Many Americans rely on their automobiles to get to work. No automobile means no job, no rent or mortgage money, no food. A single parent, struggling to make ends meet in the suburbs with 100,000 miles on the odometer, would presumably welcome the guaranteed opportunity for low-priced insurance that would take care of every possible repair on her auto until the day that it reaches 200,000 miles or falls apart, whichever comes first. Especially if the insurance is valid regardless of whether she even changes the oil in the interim.
So why aren’t the auto insurance companies writing such coverage, either directly or through used auto dealers? And given the importance of reliable transportation, why isn’t the public demanding such coverage? The answer is that both auto insurers and the public know that such insurance can’t be written for a premium the insured can afford, while still allowing the insurers to stay solvent and make a profit. As a society, we intuitively understand that the costs associated with taking care of every mechanical need of an old automobile, particularly in the absence of regular maintenance, aren’t insurable. Yet we don’t seem to have these same intuitions with respect to health insurance.
If we pull the emotions out of health insurance, which is admittedly hard to do even for this author, and look at health insurance from the economic perspective, there are several insights from auto insurance that can illuminate the design, risk selection, and rating of health insurance.

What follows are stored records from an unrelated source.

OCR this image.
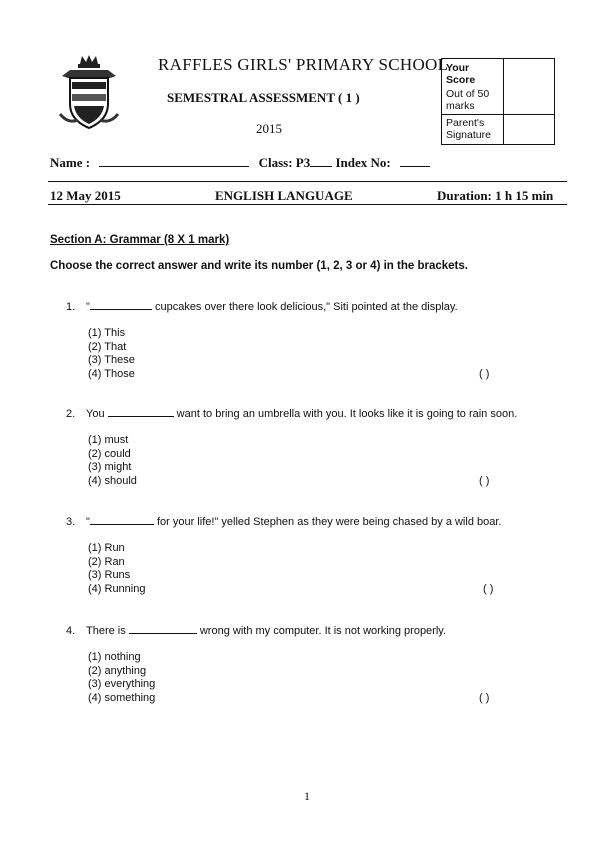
RAFFLES GIRLS' PRIMARY SCHOOL
SEMESTRAL ASSESSMENT ( 1 )
2015
Your Score
Out of 50 marks
Parent's Signature
Name :	Class: P3 Index No:
12 May 2015	ENGLISH LANGUAGE	Duration: 1 h 15 min
Section A: Grammar (8 X 1 mark)
Choose the correct answer and write its number (1, 2, 3 or 4) in the brackets.
1. "	cupcakes over there look delicious," Siti pointed at the display.
(1) This
(2) That
(3) These
(4) Those	( )
2. You	want to bring an umbrella with you. It looks like it is going to rain soon.
(1) must
(2) could
(3) might
(4) should	( )
3. "	for your life!" yelled Stephen as they were being chased by a wild boar.
(1) Run
(2) Ran
(3) Runs
(4) Running	( )
4. There is	wrong with my computer. It is not working properly.
(1) nothing
(2) anything
(3) everything
(4) something	( )
1
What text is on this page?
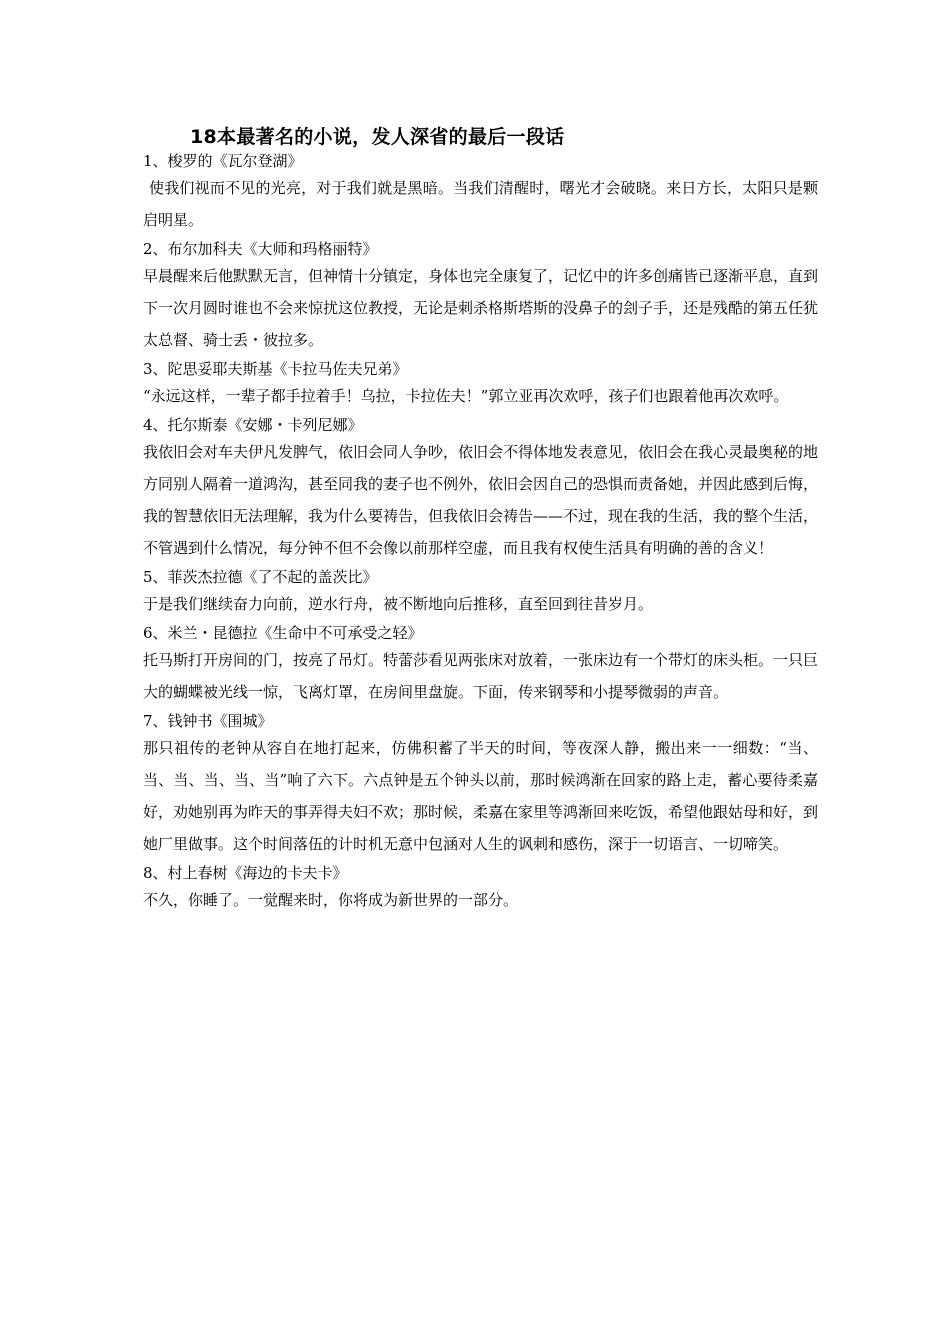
18本最著名的小说，发人深省的最后一段话

1、梭罗的《瓦尔登湖》

使我们视而不见的光亮，对于我们就是黑暗。当我们清醒时，曙光才会破晓。来日方长，太阳只是颗启明星。

2、布尔加科夫《大师和玛格丽特》

早晨醒来后他默默无言，但神情十分镇定，身体也完全康复了，记忆中的许多创痛皆已逐渐平息，直到下一次月圆时谁也不会来惊扰这位教授，无论是刺杀格斯塔斯的没鼻子的刽子手，还是残酷的第五任犹太总督、骑士丢・彼拉多。

3、陀思妥耶夫斯基《卡拉马佐夫兄弟》

“永远这样，一辈子都手拉着手！乌拉，卡拉佐夫！”郭立亚再次欢呼，孩子们也跟着他再次欢呼。

4、托尔斯泰《安娜・卡列尼娜》

我依旧会对车夫伊凡发脾气，依旧会同人争吵，依旧会不得体地发表意见，依旧会在我心灵最奥秘的地方同别人隔着一道鸿沟，甚至同我的妻子也不例外，依旧会因自己的恐惧而责备她，并因此感到后悔，我的智慧依旧无法理解，我为什么要祷告，但我依旧会祷告——不过，现在我的生活，我的整个生活，不管遇到什么情况，每分钟不但不会像以前那样空虚，而且我有权使生活具有明确的善的含义！

5、菲茨杰拉德《了不起的盖茨比》

于是我们继续奋力向前，逆水行舟，被不断地向后推移，直至回到往昔岁月。

6、米兰・昆德拉《生命中不可承受之轻》

托马斯打开房间的门，按亮了吊灯。特蕾莎看见两张床对放着，一张床边有一个带灯的床头柜。一只巨大的蝴蝶被光线一惊，飞离灯罩，在房间里盘旋。下面，传来钢琴和小提琴微弱的声音。

7、钱钟书《围城》

那只祖传的老钟从容自在地打起来，仿佛积蓄了半天的时间，等夜深人静，搬出来一一细数：“当、当、当、当、当、当”响了六下。六点钟是五个钟头以前，那时候鸿渐在回家的路上走，蓄心要待柔嘉好，劝她别再为昨天的事弄得夫妇不欢；那时候，柔嘉在家里等鸿渐回来吃饭，希望他跟姑母和好，到她厂里做事。这个时间落伍的计时机无意中包涵对人生的讽刺和感伤，深于一切语言、一切啼笑。

8、村上春树《海边的卡夫卡》

不久，你睡了。一觉醒来时，你将成为新世界的一部分。
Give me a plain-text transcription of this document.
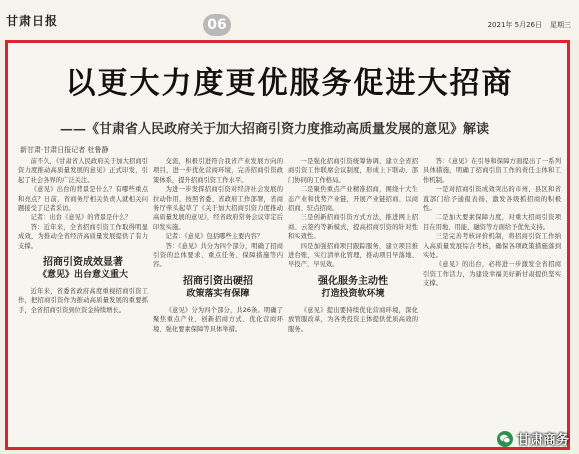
甘肃日报	06	2021年 5月26日 星期三
以更大力度更优服务促进大招商
——《甘肃省人民政府关于加大招商引资力度推动高质量发展的意见》解读
新甘肃·甘肃日报记者 杜鲁静

前不久，《甘肃省人民政府关于加大招商引资力度推动高质量发展的意见》正式印发，引起了社会各界的广泛关注。

《意见》出台的背景是什么？有哪些重点和亮点？日前，省商务厅相关负责人就相关问题接受了记者采访。

记者：出台《意见》的背景是什么？

答：近年来，全省招商引资工作取得明显成效，为推动全省经济高质量发展提供了有力支撑。

招商引资成效显著
《意见》出台意义重大

近年来，省委省政府高度重视招商引资工作，把招商引资作为推动高质量发展的重要抓手，全省招商引资到位资金持续增长。

交流，积极引进符合我省产业发展方向的项目，进一步优化营商环境，完善招商引资政策体系，提升招商引资工作水平。

为进一步发挥招商引资对经济社会发展的拉动作用，按照省委、省政府工作部署，省商务厅牵头起草了《关于加大招商引资力度推动高质量发展的意见》，经省政府常务会议审定后印发实施。

记者：《意见》包括哪些主要内容？

答：《意见》共分为四个部分，明确了招商引资的总体要求、重点任务、保障措施等内容。

招商引资出硬招
政策落实有保障

《意见》分为四个部分，共26条。明确了聚焦重点产业、创新招商方式、优化营商环境、强化要素保障等具体举措。

一是强化招商引资统筹协调，建立全省招商引资工作联席会议制度，形成上下联动、部门协同的工作格局。

二是聚焦重点产业精准招商，围绕十大生态产业和优势产业链，开展产业链招商、以商招商、驻点招商。

三是创新招商引资方式方法，推进网上招商、云签约等新模式，提高招商引资的针对性和实效性。

四是加强招商项目跟踪服务，建立项目推进台账，实行清单化管理，推动项目早落地、早投产、早见效。

强化服务主动性
打造投资软环境

《意见》提出要持续优化营商环境，深化放管服改革，为各类投资主体提供优质高效的服务。

答：《意见》在引导和保障方面提出了一系列具体措施，明确了招商引资工作的责任主体和工作机制。

一是对招商引资成效突出的市州、县区和省直部门给予通报表扬，激发各级抓招商的积极性。

二是加大要素保障力度，对重大招商引资项目在用地、用能、融资等方面给予优先支持。

三是完善考核评价机制，将招商引资工作纳入高质量发展综合考核，确保各项政策措施落到实处。

《意见》的出台，必将进一步激发全省招商引资工作活力，为建设幸福美好新甘肃提供坚实支撑。

甘肃商务
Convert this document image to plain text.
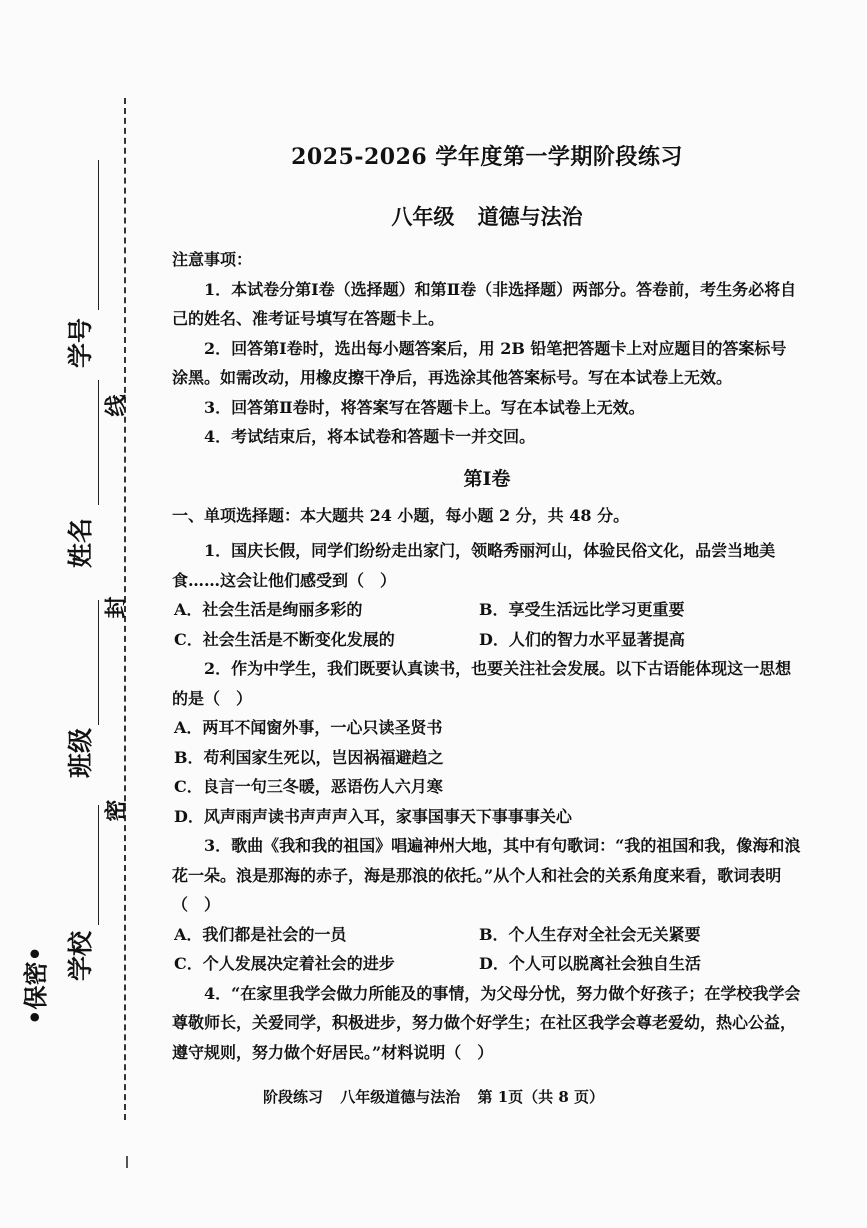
学号
姓名
班级
学校
线
封
密
•保密•
2025-2026 学年度第一学期阶段练习
八年级 道德与法治

注意事项：

1．本试卷分第Ⅰ卷（选择题）和第Ⅱ卷（非选择题）两部分。答卷前，考生务必将自己的姓名、准考证号填写在答题卡上。

2．回答第Ⅰ卷时，选出每小题答案后，用 2B 铅笔把答题卡上对应题目的答案标号涂黑。如需改动，用橡皮擦干净后，再选涂其他答案标号。写在本试卷上无效。

3．回答第Ⅱ卷时，将答案写在答题卡上。写在本试卷上无效。

4．考试结束后，将本试卷和答题卡一并交回。

第Ⅰ卷

一、单项选择题：本大题共 24 小题，每小题 2 分，共 48 分。

1．国庆长假，同学们纷纷走出家门，领略秀丽河山，体验民俗文化，品尝当地美食……这会让他们感受到（　）

A．社会生活是绚丽多彩的	B．享受生活远比学习更重要
C．社会生活是不断变化发展的	D．人们的智力水平显著提高

2．作为中学生，我们既要认真读书，也要关注社会发展。以下古语能体现这一思想的是（　）

A．两耳不闻窗外事，一心只读圣贤书
B．苟利国家生死以，岂因祸福避趋之
C．良言一句三冬暖，恶语伤人六月寒
D．风声雨声读书声声声入耳，家事国事天下事事事关心

3．歌曲《我和我的祖国》唱遍神州大地，其中有句歌词：“我的祖国和我，像海和浪花一朵。浪是那海的赤子，海是那浪的依托。”从个人和社会的关系角度来看，歌词表明（　）

A．我们都是社会的一员	B．个人生存对全社会无关紧要
C．个人发展决定着社会的进步	D．个人可以脱离社会独自生活

4．“在家里我学会做力所能及的事情，为父母分忧，努力做个好孩子；在学校我学会尊敬师长，关爱同学，积极进步，努力做个好学生；在社区我学会尊老爱幼，热心公益，遵守规则，努力做个好居民。”材料说明（　）

阶段练习 八年级道德与法治 第 1页（共 8 页）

Auto insurance comes in two forms: the traditional insurance you buy from your agent or direct from an insurance company, and warranties that are purchased from auto manufacturers and dealers. Both are risk transfer and sharing devices and I’ll generically refer to both as insurance. Because auto third-party liability insurance has no equivalent in health insurance, for traditional auto insurance, I’ll examine only collision and comprehensive insurance — insurance covering the vehicle — and not third-party liability insurance.
The following are some commonly accepted principles from auto insurance:
* Bad maintenance voids certain insurance. If an automobile owner never changes the oil, the auto’s power train warranty is void. In fact, not only does the oil need to be changed, the change needs to be performed by a certified mechanic and documented. Collision insurance doesn’t cover cars purposefully driven over a cliff.
* The best insurance is offered for new models. Bumper-to-bumper warranties are offered only on new cars. As they roll off the assembly line, automobiles have a low and relatively consistent risk profile, satisfying the actuarial test for insurance pricing. Furthermore, auto manufacturers usually wrap at least some coverage into the price of the new auto in order to encourage an ongoing relationship with the owner.
* Limited insurance is offered for old model autos. Increasingly limited insurance is offered for old model autos. The bumper-to-bumper warranty expires, the power train warranty eventually expires, and the amount of collision and comprehensive insurance steadily decreases based on the market value of the auto.
* Certain older autos qualify for additional insurance. Certain older autos can qualify for additional coverage, either in terms of warranties for used autos or increased collision and comprehensive insurance for vintage autos. But such insurance is offered only after a careful inspection of the automobile itself.
* No insurance is offered for normal wear and tear. Wiper blades need replacement, brake pads wear out, and bumpers get dings. These aren’t insurable events. To the extent that a new car dealer will sometimes cover some of these costs, we intuitively understand that we’re “paying for it” in the cost of the automobile and that it’s “not really” insurance.